Тогда умножились литовцы и начали наносить вред владениям Александра. Он победил их, и стали они бояться его имени. Про­слышав про Александра, восточный царь Батый захотел видеть его. Александр отправился к нему через Владимир, и грозный слух о нём дошёл до устьев Волги. Татары там пугали его именем своих детей, говоря: «Александр едет», как половцы в «Слове о погибе­ли» пугали детей именем Мономаха. Батый нашёл, что Александр превосходит всех князей, и с великою честью отпустил его домой. Вскоре воевода Батыя Неврюй опустошает Суздальскую землю. Александр устраивает в ней порядок, и за это автор произносит длинную хвалу ему, пользуясь цитатами из книги пророка Исайи. После этого римский папа посылает к Александру кардиналов с предложением принять католическую веру, но Александр отка­зывается от этого.

Наконец, изложение переходит к рассказу о последних собы­тиях в жизни Александра. Какая-то «нужда от поганых» побужда­ет его отправиться в Орду, чтобы отмолить людей от беды. На об­ратном пути, у Городца (близ Нижнего Новгорода), Александр заболевает и, постригшись и приняв схиму, умирает. Автор в ли­рических строках оплакивает кончину своего господина. Митропо­лит Кирилл по поводу смерти князя воскликнул, обращаясь к на­роду: «Чада моя, разумейте, яко уже зайде солнце земли Суждаль-скыя!» Игумены же и попы, богатые и нищие, и все люди с воплем говорили: «Уже погибаем!» Тело Александра понесли во Влади­мир; народ, встречая его в Боголюбове, так сильно рыдал, «яко земли потрястися». Когда митрополит захотел вложить в руку кня­зя духовную грамоту, Александр, как живой, протянул руку и сам взял грамоту.

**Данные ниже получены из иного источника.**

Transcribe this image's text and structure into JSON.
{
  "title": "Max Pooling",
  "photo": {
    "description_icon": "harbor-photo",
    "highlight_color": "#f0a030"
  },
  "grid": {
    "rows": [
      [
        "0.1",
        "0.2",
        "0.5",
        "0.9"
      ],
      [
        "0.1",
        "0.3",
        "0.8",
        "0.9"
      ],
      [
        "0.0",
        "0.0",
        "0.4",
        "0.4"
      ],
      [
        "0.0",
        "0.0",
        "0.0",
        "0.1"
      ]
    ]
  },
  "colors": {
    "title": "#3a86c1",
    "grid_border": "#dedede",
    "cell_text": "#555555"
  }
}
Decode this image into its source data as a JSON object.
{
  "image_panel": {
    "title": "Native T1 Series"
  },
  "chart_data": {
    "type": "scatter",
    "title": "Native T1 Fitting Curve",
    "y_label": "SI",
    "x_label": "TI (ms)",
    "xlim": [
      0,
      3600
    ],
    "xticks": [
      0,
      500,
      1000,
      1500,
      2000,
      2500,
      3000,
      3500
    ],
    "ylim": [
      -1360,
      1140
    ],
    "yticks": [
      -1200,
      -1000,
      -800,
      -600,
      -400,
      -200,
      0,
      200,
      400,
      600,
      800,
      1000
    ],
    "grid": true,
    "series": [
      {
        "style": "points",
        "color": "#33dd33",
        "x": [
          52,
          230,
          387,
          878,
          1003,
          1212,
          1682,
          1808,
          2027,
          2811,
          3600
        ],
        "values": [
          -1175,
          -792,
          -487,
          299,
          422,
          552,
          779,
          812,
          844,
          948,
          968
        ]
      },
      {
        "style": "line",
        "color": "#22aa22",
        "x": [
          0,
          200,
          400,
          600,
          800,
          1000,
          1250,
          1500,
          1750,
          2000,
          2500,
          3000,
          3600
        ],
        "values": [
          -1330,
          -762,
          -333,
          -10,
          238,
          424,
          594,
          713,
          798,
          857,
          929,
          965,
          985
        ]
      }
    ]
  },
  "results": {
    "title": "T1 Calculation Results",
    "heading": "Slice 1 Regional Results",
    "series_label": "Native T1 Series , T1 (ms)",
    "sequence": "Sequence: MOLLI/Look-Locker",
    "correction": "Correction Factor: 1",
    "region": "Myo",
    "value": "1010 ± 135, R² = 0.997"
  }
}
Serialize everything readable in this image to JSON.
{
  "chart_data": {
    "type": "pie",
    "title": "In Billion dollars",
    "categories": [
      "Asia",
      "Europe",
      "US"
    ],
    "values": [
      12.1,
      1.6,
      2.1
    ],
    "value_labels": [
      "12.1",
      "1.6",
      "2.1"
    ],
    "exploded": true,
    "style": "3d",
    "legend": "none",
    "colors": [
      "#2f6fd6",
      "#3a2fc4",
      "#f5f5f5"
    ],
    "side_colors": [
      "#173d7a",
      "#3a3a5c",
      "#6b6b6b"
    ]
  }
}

Как видим, Александр Невский изображён в житии прежде всего как идеальный князь и воин, наделённый всеми положи­тельными духовными и физическими качествами в наивысшей сте­пени. Он уподобляется не раз самым выдающимся библейским персонажам. Такой образ князя мог быть дан скорее всего близ­ким к нему человеком, и этот образ присутствовал, нужно думать, уже в той светской биографической повести об Александре, кото­рая предположительно легла в основу древнейшего жития.

Автор жития использовал в отдельных случаях компилятивный Хронограф, состоявший из библейских книг, Хроник Георгия Амартола и Иоанна Малалы, «Александрии» и «Повести о разо­рении Иерусалима» Иосифа Флавия и входивший в так называе­мый Архивский сборник, составленный в 1262 г., за год до смерти Александра Невского. Отдельные эпизоды жития могли возник­нуть под влиянием «Девгениева деяния». Ряд мелких эпизодов и стереотипных формул в житии Александра Невского восходит к агиографической литературе, оригинальной («Сказание» о Бо­рисе и Глебе и паримии в честь их и др.) и частично переводной, и к русским летописным повестям на воинские темы '.

На протяжении нескольких веков, вплоть до XVII в., житие Александра Невского несколько раз перерабатывалось, в связи с общей эволюцией агиографического стиля, в направлении к ри­торической украшенности и витиеватости. Особенно усиленно оно перерабатывалось в этом направлении после собора 1547 г., созван­ного в целях канонизации русских святых. Влияние жития сказа­лось на ряде произведений, возникших в последующее время («Слово о житии и о преставлении великого князя Дмитрия Ивано­вича», летописная повесть о Мамаевом побоище и др.).